Insect-based animal feed can help in addressing the lack of access to high quality and affordable commercial feed, which currently handicaps the performance and growth of the livestock sector in Rwanda. A good example is the black soldier fly (BSF) which can convert low-quality organic waste streams into valuable body mass containing high levels of quality protein and fat, serving as a substitute for fishmeal and soybean.
In addition, frass, i.e. the leftover product from growing insects, is an organic fertiliser that contains a nutrient-dense blend of nitrogen, phosphorous and potassium (N-P-K) and minerals.
Rwanda was able to realise this dream with patronage from the UK Aid funded Improving Market Systems for Agriculture in Rwanda (IMSAR-Noza Izoko) programme, implemented by Palladium in partnership with Swisscontact.
IMSAR aims to contribute to the commercialisation of agriculture by improving the way agricultural market systems function, making them more competitive and inclusive for smallholder farmers.
Along with the International Centre of Insect Physiology and Ecology (icipe), IMSAR provides technical assistance to selected agribusinesses for improving their capacity to farm and process BSF.

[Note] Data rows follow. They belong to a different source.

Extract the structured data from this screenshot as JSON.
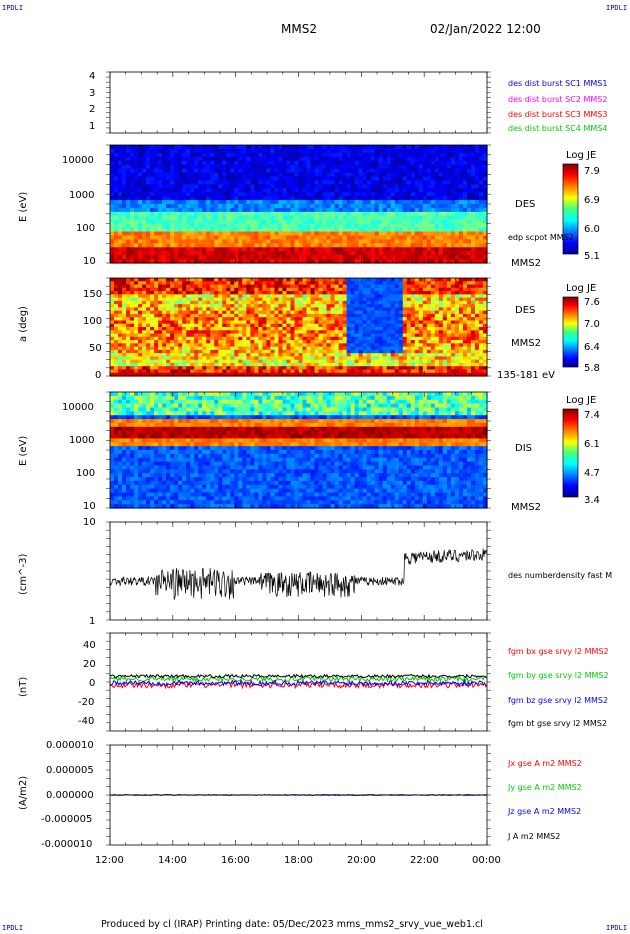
{
  "header": {
    "corner_left": "IPDLI",
    "corner_right": "IPDLI",
    "spacecraft": "MMS2",
    "date": "02/Jan/2022 12:00"
  },
  "footer": {
    "credit": "Produced by cl (IRAP)   Printing date: 05/Dec/2023   mms_mms2_srvy_vue_web1.cl",
    "corner_left": "IPDLI",
    "corner_right": "IPDLI"
  },
  "x_axis": {
    "ticks": [
      "12:00",
      "14:00",
      "16:00",
      "18:00",
      "20:00",
      "22:00",
      "00:00"
    ]
  },
  "chart_data": [
    {
      "type": "scatter",
      "panel": "spacecraft-index",
      "yticks": [
        "4",
        "3",
        "2",
        "1"
      ],
      "legend": [
        {
          "label": "des dist burst SC1 MMS1",
          "color": "#0000ff"
        },
        {
          "label": "des dist burst SC2 MMS2",
          "color": "#ff00ff"
        },
        {
          "label": "des dist burst SC3 MMS3",
          "color": "#ff0000"
        },
        {
          "label": "des dist burst SC4 MMS4",
          "color": "#00cc00"
        }
      ]
    },
    {
      "type": "heatmap",
      "panel": "des-energy",
      "ylabel": "E (eV)",
      "yticks": [
        "10000",
        "1000",
        "100",
        "10"
      ],
      "ylim": [
        10,
        30000
      ],
      "yscale": "log",
      "side_label": "DES",
      "side_note": "edp scpot MMS2",
      "bottom_label": "MMS2",
      "colorbar": {
        "title": "Log JE",
        "ticks": [
          "7.9",
          "6.9",
          "6.0",
          "5.1"
        ]
      }
    },
    {
      "type": "heatmap",
      "panel": "des-pitch",
      "ylabel": "a (deg)",
      "yticks": [
        "150",
        "100",
        "50",
        "0"
      ],
      "ylim": [
        0,
        180
      ],
      "side_label": "DES",
      "bottom_label": "MMS2",
      "energy_range": "135-181 eV",
      "colorbar": {
        "title": "Log JE",
        "ticks": [
          "7.6",
          "7.0",
          "6.4",
          "5.8"
        ]
      }
    },
    {
      "type": "heatmap",
      "panel": "dis-energy",
      "ylabel": "E (eV)",
      "yticks": [
        "10000",
        "1000",
        "100",
        "10"
      ],
      "ylim": [
        10,
        30000
      ],
      "yscale": "log",
      "side_label": "DIS",
      "bottom_label": "MMS2",
      "colorbar": {
        "title": "Log JE",
        "ticks": [
          "7.4",
          "6.1",
          "4.7",
          "3.4"
        ]
      }
    },
    {
      "type": "line",
      "panel": "density",
      "ylabel": "(cm^-3)",
      "yticks": [
        "10",
        "1"
      ],
      "ylim": [
        1,
        10
      ],
      "yscale": "log",
      "series": [
        {
          "name": "des numberdensity fast M",
          "color": "#000000"
        }
      ]
    },
    {
      "type": "line",
      "panel": "magnetic-field",
      "ylabel": "(nT)",
      "yticks": [
        "40",
        "20",
        "0",
        "-20",
        "-40"
      ],
      "ylim": [
        -50,
        50
      ],
      "series": [
        {
          "name": "fgm bx gse srvy l2 MMS2",
          "color": "#ff0000"
        },
        {
          "name": "fgm by gse srvy l2 MMS2",
          "color": "#00cc00"
        },
        {
          "name": "fgm bz gse srvy l2 MMS2",
          "color": "#0000ff"
        },
        {
          "name": "fgm bt gse srvy l2 MMS2",
          "color": "#000000"
        }
      ]
    },
    {
      "type": "line",
      "panel": "current-density",
      "ylabel": "(A/m2)",
      "yticks": [
        "0.000010",
        "0.000005",
        "0.000000",
        "-0.000005",
        "-0.000010"
      ],
      "ylim": [
        -1e-05,
        1e-05
      ],
      "series": [
        {
          "name": "Jx gse A m2 MMS2",
          "color": "#ff0000"
        },
        {
          "name": "Jy gse A m2 MMS2",
          "color": "#00cc00"
        },
        {
          "name": "Jz gse A m2 MMS2",
          "color": "#0000ff"
        },
        {
          "name": "J A m2 MMS2",
          "color": "#000000"
        }
      ]
    }
  ]
}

Anna Wilson, Development Director at British High Commission in Kigali, noted that the IMSAR programme was instrumental in supporting the implementation of PSTA4, Rwanda’s fourth Strategic Plan for the Transformation of Agriculture.
“The use of insects as a source of protein in animal feed has been tested and is now used in several countries. It is therefore great to see such innovation coming to Rwanda and we are happy to have helped pioneer companies as Safe for Health and Maggot Farm to gain the technical know-how and invest in production facilities,” she said.